The idea of needing to get away would suggest that where we are is never really good enough. I get it that the act of taking a break, of doing something different, is stimulating and often relaxing but the question got me thinking about do we appreciate where we are and what we have? Are we able to enjoy the space that we live in?

I am reminded of the amount of time when Rie and I have been driving around Europe and have been spellbound by views and vistas. Yet there are many times when we have noted that we have views like this where we live. There is a beach on an island in the Florida Quays that people go to every evening to watch and marvel at the sunset. It’s a lovely sunset. But, when I watch the sun going down over Hilbre Island and the Welsh coast I am stunned on a daily basis.

I live on a peninsula named Wirral. It is known as the insular peninsula mainly because people, once they arrive, never leave. I know many people born in Wirral that have never travelled anywhere else, not even for a holiday. I note that those that do manage to leave often return after a few years as though they have been drawn back by some invisible elastic umbilicus that will not let them truly leave.
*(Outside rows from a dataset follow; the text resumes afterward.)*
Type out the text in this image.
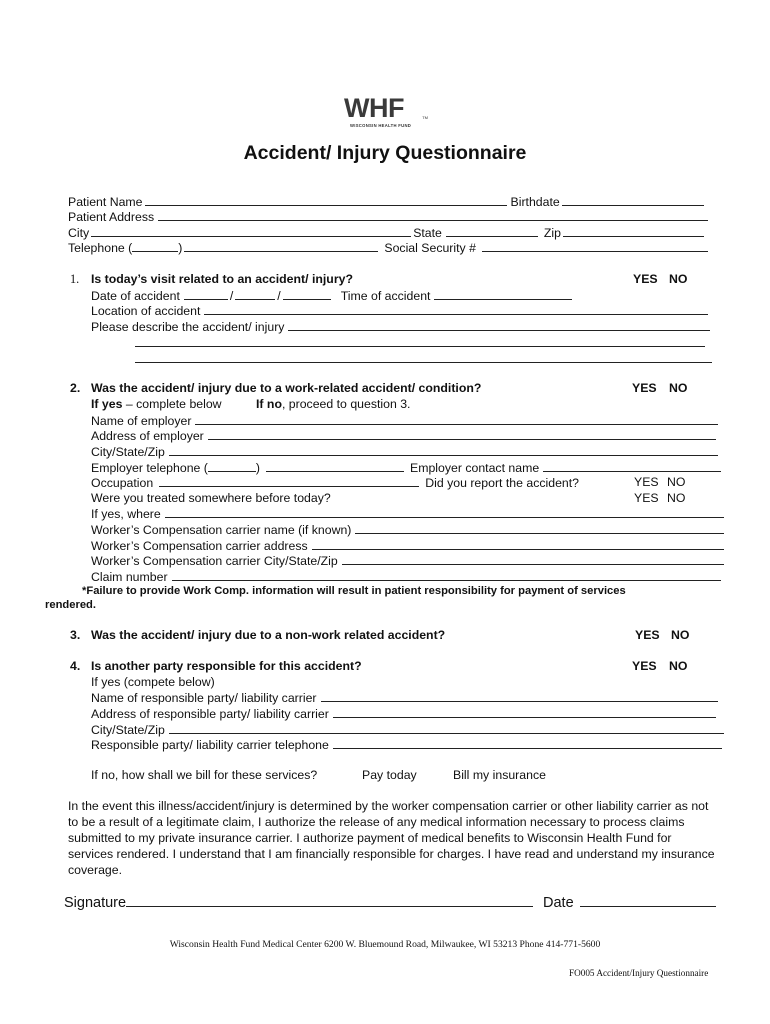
WHF	TM
WISCONSIN HEALTH FUND
Accident/ Injury Questionnaire
Patient Name	Birthdate
Patient Address
City	State	Zip
Telephone (	)	Social Security #
1. Is today’s visit related to an accident/ injury?	YES NO
Date of accident	/	/	Time of accident
Location of accident
Please describe the accident/ injury
2. Was the accident/ injury due to a work-related accident/ condition?	YES NO
If yes – complete below	If no, proceed to question 3.
Name of employer
Address of employer
City/State/Zip
Employer telephone (	)	Employer contact name
Occupation	Did you report the accident?	YES NO
Were you treated somewhere before today?	YES NO
If yes, where
Worker’s Compensation carrier name (if known)
Worker’s Compensation carrier address
Worker’s Compensation carrier City/State/Zip
Claim number
*Failure to provide Work Comp. information will result in patient responsibility for payment of services
rendered.
3. Was the accident/ injury due to a non-work related accident?	YES NO
4. Is another party responsible for this accident?	YES NO
If yes (compete below)
Name of responsible party/ liability carrier
Address of responsible party/ liability carrier
City/State/Zip
Responsible party/ liability carrier telephone
If no, how shall we bill for these services?	Pay today	Bill my insurance
In the event this illness/accident/injury is determined by the worker compensation carrier or other liability carrier as not to be a result of a legitimate claim, I authorize the release of any medical information necessary to process claims submitted to my private insurance carrier. I authorize payment of medical benefits to Wisconsin Health Fund for services rendered. I understand that I am financially responsible for charges. I have read and understand my insurance coverage.
Signature	Date
Wisconsin Health Fund Medical Center 6200 W. Bluemound Road, Milwaukee, WI 53213 Phone 414-771-5600
FO005 Accident/Injury Questionnaire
Wirral sticks out into the sea with estuaries either side. There is the river Mersey between Wirral and Liverpool and the River Dee between Wirral and Wales. Both estuaries empty into the sea so at the top end of Wirral there are beaches, and all the fun of the holiday trade. There seems to be a balance here of industry, residential and holiday occupation and accommodation.

Where do you live?
How well do you know your own area? What do you know about its history? The month on May is local community and history month, maybe a good time to get to know where you live?

I have lived all over the world and only came to Wirral with work and stayed because of Rie, and now I can’t think of a better place to live. Like most of the British I feel that the weather could be warmer and that the sun could shine some more but all in all, I live in heaven. Within minutes I can stroll down to the beach. In twenty minutes I can be through the tunnel and in the centre of Liverpool. In twenty-five minutes I can be in Chester and in forty minutes into the mountains of Wales. The motorway system that runs through the middle of Wirral connects us to the rest of the UK and through to Europe.

Once I became interested in the Wirral and began to look around it I found places that are gems. There are areas of richness and poverty, areas of beauty and the not so beautiful. I discovered that Paul Hollywood’s dad had a bakers in Wirral, that Lillie Savage was brought up here and Wirral has been home to Ian Astbury, Ian Botham, Chris Boardman, Fiona Bruce, Elvis Costello, Dixie Dean, Daniel Craig, Chris Farrell, Austin Healey, Paul Hollywood, Simon Rimmer, Eric Idle, Paul O’Grady, John Peel, Patricia Routledge, Harold Wilson, Glenda Jackson, the list goes on forever. And there was a Viking parliament in a place called Thingwall apparently a corruption on Ing meaning assembly and Voll meaning field- Amazing.

Anyway, I digress. My advice to you is to get to know where you are. Don’t become blind to what is around you and certainly enjoy your holidays in foreign parts but maybe begin to understand why people from other parts of the world might like to come to where you live for their annual holiday.